Археолог тяжело вздохнул:

— Вернее, хотим в это верить. Но ты ведь сам сразу усомнился, не правда ли? Так и мы — уверяем себя и других, что участники экспедиции не при чем, а внутри гложут сомнения. Помоги нам, на тебя вся надежда!

Лыков в волнении стал ерошить волосы:

— Ну и задал ты мне задачку! Ведь это ж какая ответственность! Да и по силам ли мне? Я здесь без году неделя, никого не знаю, обстановка незнакомая, народ вокруг чужой…

Игорь поспешил прервать его излияния:

— Не нагнетай, прошу тебя, взгляни трезво. От тебя требуется применить твои дедуктивные или как они там называются способности. Уверен, когда ты узнаешь все обстоятельства, а мы со Стасом все тебе расскажем подробно, ты сможешь вычислить того, кто это сделал. Кстати, я тебе еще не рассказал самого интересного.

— Неужели? — иронически хмыкнул Сергей. — Ну давай. Хотя я не представляю, что может быть интереснее того, что ты мне уже вывалил.

— А вот что. После того как обнаружилась кража из сейфа, кто-то, уж не помню кто, предложил проверить заодно и шкаф в общей комнате. Думали, может, и серебряную шкатулку сперли.

— Ну и что?

— Оказалось, шкатулка на месте и вообще все на месте кроме… камешков, что были в шкатулке.

Сергей присвистнул от изумления.

— А шкатулку тоже взломали?

— В этом не было необходимости. После того как Пьер открыл ее, она была не заперта.

— Почему?

— Запереть ее снова не удалось, там какой-то мудреный замок. Да и кто мог предположить, что вор позарится на обычные камни?

— Н-да, логично, — Лыков почесал в затылке и задумался.

В этот момент к ним подошел Фейсал и, снова бросив на Лыкова холодный взгляд, который так его нервировал, что-то тихо сказал Игорю. Тот коротко ответил, и охранник немедленно ретировался.

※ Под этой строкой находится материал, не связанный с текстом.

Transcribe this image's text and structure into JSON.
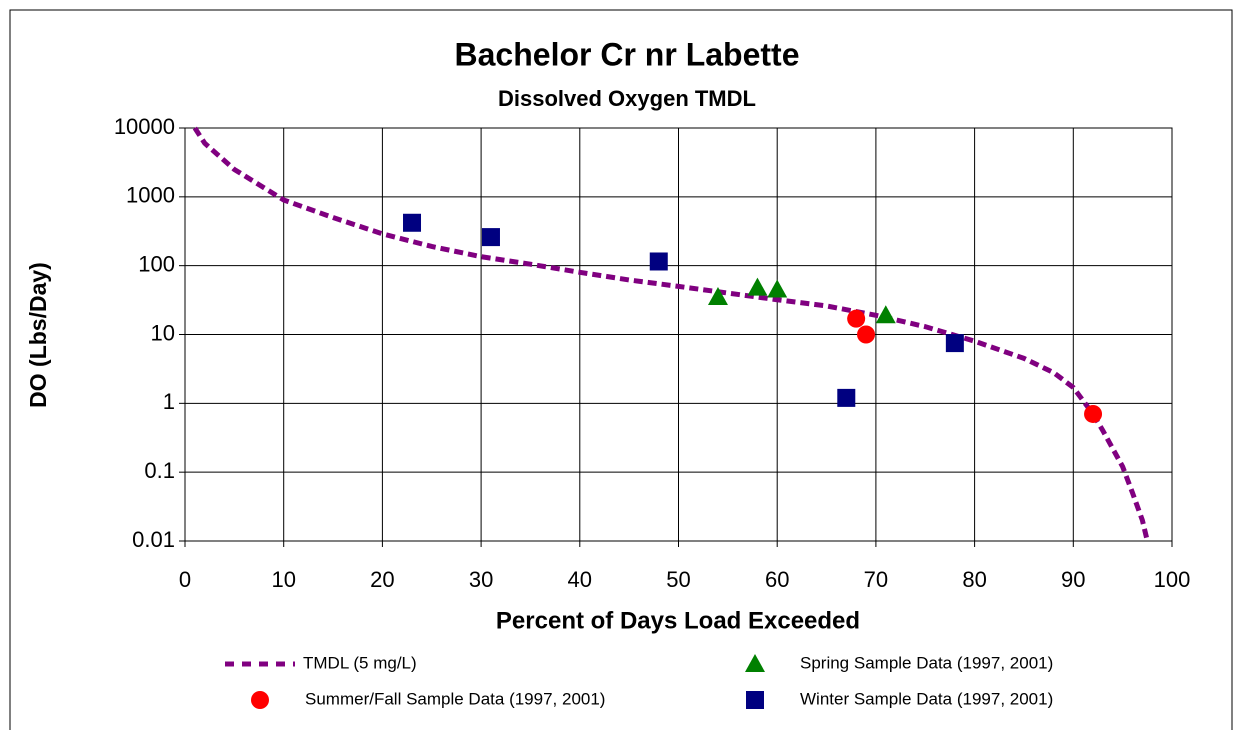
{
  "chart_data": {
    "type": "scatter",
    "title": "Bachelor Cr nr Labette",
    "subtitle": "Dissolved Oxygen TMDL",
    "x_label": "Percent of Days Load Exceeded",
    "y_label": "DO (Lbs/Day)",
    "xlim": [
      0,
      100
    ],
    "xticks": [
      0,
      10,
      20,
      30,
      40,
      50,
      60,
      70,
      80,
      90,
      100
    ],
    "ylim": [
      0.01,
      10000
    ],
    "yticks": [
      0.01,
      0.1,
      1,
      10,
      100,
      1000,
      10000
    ],
    "y_scale": "log",
    "grid": true,
    "series": [
      {
        "name": "TMDL (5 mg/L)",
        "color": "#800080",
        "marker": "dashed-line",
        "x": [
          1,
          2,
          5,
          10,
          15,
          20,
          25,
          30,
          35,
          40,
          45,
          50,
          55,
          60,
          65,
          70,
          75,
          80,
          85,
          88,
          90,
          92,
          93,
          95,
          96,
          97,
          97.5
        ],
        "values": [
          10000,
          6000,
          2500,
          900,
          500,
          290,
          190,
          135,
          105,
          80,
          62,
          50,
          40,
          32,
          26,
          19,
          13,
          8,
          4.5,
          2.8,
          1.7,
          0.7,
          0.4,
          0.12,
          0.05,
          0.02,
          0.01
        ]
      },
      {
        "name": "Spring Sample Data (1997, 2001)",
        "color": "#008000",
        "marker": "triangle",
        "x": [
          54,
          58,
          60,
          71
        ],
        "values": [
          35,
          48,
          45,
          19
        ]
      },
      {
        "name": "Summer/Fall Sample Data (1997, 2001)",
        "color": "#ff0000",
        "marker": "circle",
        "x": [
          68,
          69,
          92
        ],
        "values": [
          17,
          10,
          0.7
        ]
      },
      {
        "name": "Winter Sample Data (1997, 2001)",
        "color": "#000080",
        "marker": "square",
        "x": [
          23,
          31,
          48,
          67,
          78
        ],
        "values": [
          420,
          260,
          115,
          1.2,
          7.5
        ]
      }
    ]
  }
}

Марков обернулся к Сергею:

— Слушай, меня Стас зовет зачем-то. Пойдем в дом, потом договорим.

Лыков тряхнул головой:

— Ты иди, а я еще побуду немного, подышу воздухом, да и в себя надо прийти.

— Ну смотри.

Оставшись один, Сергей еще долго стоял у ворот, с удовольствием вдыхая свежий вечерний воздух, наполненный ароматами лавра и лимона, и размышляя о странных событиях, о которых поведал ему Игорь. Его взгляд машинально скользил вдоль улицы, состоящей из аккуратных домиков, сложенных из белого и красноватого шершавого камня, который навевал мысли о древнем народе, когда-то жившем среди этих скал.

Глава 6

רקם

Первые лучи утреннего солнца упали на вырубленный в скале розового песчаника величественный фасад царского дворца, нежно золотя многочисленные белоснежные колонны и оттеняя яркие краски синей и красной штукатурки, которыми были отмечены дверные проемы, окна и другие конструктивные элементы здания.

Грандиозный дворец, выстроенный шестьдесят лет назад лучшими мастерами Александрии по заказу Ареты IV, деда нынешнего царя, поражал обилием изящных архитектурных украшений, несколько странноватых для глаз набатеев, привыкших к лаконичной выразительности каменных изваяний.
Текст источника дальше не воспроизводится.